I spoke at church this morning and shared a little bit of our journey. I was so nervous. I have been talking to myself every chance I get; while doing the laundry, dishes, and every car ride to and from therapy appointments.
When our Pastor approached me and asked to share I was excited for the opportunity. I will never turn down a chance to talk about my boys, especially my little super hero. This morning as I was preparing I just kept praying that I would do our story justice and have the ability to articulate exactly how I feel. I know the diagnosis and steps leading up to where we are like the back of my hand, but expressing just how grateful we are and how much our perspective has shifted is something I was worried about.
I truly believe that I live a life of gratitude. We don’t take anything for granted, especially when it comes to Christopher. Everything he does is celebrated. We focus on the positives and not the negatives. I don’t dwell on what he is not doing but rather celebrate what he IS doing. Just this week his occupational therapist told me that she thinks he is trying to mimic her clapping. She believes he is trying to clap for himself when she does it! I am overjoyed.
I am so grateful to have the opportunity to share our story today and share our Cape Crusade. We are making super hero capes to help with the costs of Christopher’s upcoming therapy in California. If anyone is interested in a cape you can email me at firstname.lastname@example.org 🙂 Our crowdrise fundraiser is also https://www.crowdrise.com/christopherscrusade
We choose JOY. We choose not to let our circumstances get in the way, but rather celebrate everything we possibly can.
https://www.facebook.com/teamchristopher1/ is also Christopher’s FB page for those of you who would like to follow him on Facebook.
At a recent speech therapy appointment our son’s therapist looked at me and said something I wasn’t prepared to hear. She said “I don’t think I can help him.” I was taken aback and was confused at what she was saying. Then she said I don’t want you to think I’m giving up. I didn’t know how to answer, I didn’t know how to tell her that yes I did believe she was giving up on my son. I wanted to say that she’s only had 5 sessions with him and how could she possibly know at that moment that she couldn’t help him. She said we could give it a few more tries but it was difficult for her to tell me that she really didn’t think we should continue.

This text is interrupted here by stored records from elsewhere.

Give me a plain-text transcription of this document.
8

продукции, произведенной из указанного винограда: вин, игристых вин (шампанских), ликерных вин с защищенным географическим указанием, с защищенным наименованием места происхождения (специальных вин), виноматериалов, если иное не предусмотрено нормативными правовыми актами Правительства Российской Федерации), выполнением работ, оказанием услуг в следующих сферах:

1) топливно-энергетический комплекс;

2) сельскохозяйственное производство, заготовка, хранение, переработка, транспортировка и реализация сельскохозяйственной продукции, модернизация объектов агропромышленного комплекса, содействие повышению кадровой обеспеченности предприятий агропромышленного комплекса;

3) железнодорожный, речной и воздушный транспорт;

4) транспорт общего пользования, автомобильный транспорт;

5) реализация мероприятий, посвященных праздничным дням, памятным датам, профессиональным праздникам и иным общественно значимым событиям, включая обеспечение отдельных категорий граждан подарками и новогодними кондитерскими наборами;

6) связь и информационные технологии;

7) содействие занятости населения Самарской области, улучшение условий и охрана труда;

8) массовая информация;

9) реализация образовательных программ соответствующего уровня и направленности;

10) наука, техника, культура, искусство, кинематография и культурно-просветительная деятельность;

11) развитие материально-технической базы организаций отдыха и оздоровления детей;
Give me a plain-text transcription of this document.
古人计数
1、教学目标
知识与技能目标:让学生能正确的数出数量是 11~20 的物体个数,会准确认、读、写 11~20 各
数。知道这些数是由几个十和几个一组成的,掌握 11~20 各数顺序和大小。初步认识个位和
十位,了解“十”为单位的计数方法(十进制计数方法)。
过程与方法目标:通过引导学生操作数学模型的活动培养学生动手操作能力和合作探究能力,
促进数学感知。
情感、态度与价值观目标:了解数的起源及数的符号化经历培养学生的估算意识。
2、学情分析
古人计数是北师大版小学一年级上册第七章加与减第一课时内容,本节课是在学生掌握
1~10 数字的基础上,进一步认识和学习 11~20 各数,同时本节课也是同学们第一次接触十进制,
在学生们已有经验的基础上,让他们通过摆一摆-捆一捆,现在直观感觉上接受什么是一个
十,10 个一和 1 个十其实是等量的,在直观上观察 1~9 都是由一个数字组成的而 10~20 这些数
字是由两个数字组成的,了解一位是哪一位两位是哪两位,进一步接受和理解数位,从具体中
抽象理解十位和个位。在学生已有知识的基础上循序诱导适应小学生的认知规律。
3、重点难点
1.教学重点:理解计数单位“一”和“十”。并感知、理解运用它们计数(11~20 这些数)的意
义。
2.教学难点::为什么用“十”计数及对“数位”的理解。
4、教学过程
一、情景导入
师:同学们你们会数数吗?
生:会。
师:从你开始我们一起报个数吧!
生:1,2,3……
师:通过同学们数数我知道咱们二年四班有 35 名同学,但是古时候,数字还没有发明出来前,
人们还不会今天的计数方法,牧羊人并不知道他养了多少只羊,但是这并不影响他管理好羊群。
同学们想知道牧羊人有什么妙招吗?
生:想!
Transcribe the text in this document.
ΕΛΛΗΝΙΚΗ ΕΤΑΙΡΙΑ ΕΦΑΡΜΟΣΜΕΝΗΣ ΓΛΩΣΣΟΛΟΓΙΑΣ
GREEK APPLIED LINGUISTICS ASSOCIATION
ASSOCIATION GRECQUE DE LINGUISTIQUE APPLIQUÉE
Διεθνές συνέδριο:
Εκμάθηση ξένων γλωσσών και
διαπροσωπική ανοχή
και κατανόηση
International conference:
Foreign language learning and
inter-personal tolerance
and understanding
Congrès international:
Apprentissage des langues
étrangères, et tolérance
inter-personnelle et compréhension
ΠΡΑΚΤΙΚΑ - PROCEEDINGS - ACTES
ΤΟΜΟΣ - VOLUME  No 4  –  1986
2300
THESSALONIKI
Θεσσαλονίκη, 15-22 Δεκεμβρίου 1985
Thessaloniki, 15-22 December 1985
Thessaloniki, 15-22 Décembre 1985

He doesn’t talk. He makes silly sounds, blows spit bubbles, and says “mamamama.” He can’t say the words to tell me what he wants or needs, but he surely can communicate. He is extremely smart and knows what I’m talking about. His face lights up when I ask him if he wants to go read a book. He instantly starts crying when I lay him on an examination table at the doctor’s office. He waves good-bye when I ask him to, but sometimes it’s long after the person has walked out the door. On his picture board when given two choices he reaches out to choose the toy he would like to play with. We even had to do away with iPad photos because that was his choice over and over. 😉 He stops crying and gets a huge grin when the words ALL DONE are uttered at therapy. He most definitely can communicate.
Yesterday when we went to speech as we were walking back to the room I said to his therapist “I think we need to talk about my goals for speech and what you said a couple of weeks ago.” She was extremely willing to hear me out and understood where I was coming from. I told her that I want him to have a “voice.” I want him to have a say in his life. I want him to be able to communicate those needs in the best way possible. I also want him to know that other people are safe and he can learn from them and not just me. To say he is a “mama’s boy” is an understatement.
I don’t know if he’ll talk. I have no idea if all he’ll ever do is blow spit bubbles and say “doit doit doit” with his cute little lips. Of course I would love to hear his sweet voice and have a conversation with him. I so badly want to hear him say I love you. But more than anything I don’t want to always lead his life. I want him to be able to make decisions without me, whether it’s an eye gaze or touch and hopefully someday his actual voice.
He had a fabulous speech session and I could even see the joy in his therapists face when he reached for pictures to make choices. He just needed to show her and I needed to help him do it. This was a huge lesson for me. I need to realize that many other people don’t see him as I see him. They don’t know him and it’s my job to make his capabilities very clear. They see an almost 3 year old who is extremely developmentally delayed and incapable of so many things; not a bright, silly, strong, determined little boy. As his session neared the end I walked in the room and his therapist was extremely pleased and we chatted for a few minutes about how well he did; he even had a big grin as if to say “I showed her!”
As I took his hands and made the sign for all done and said the words he giggled and smiled and knew exactly what I was saying. He may not talk but he’s pretty great at communication.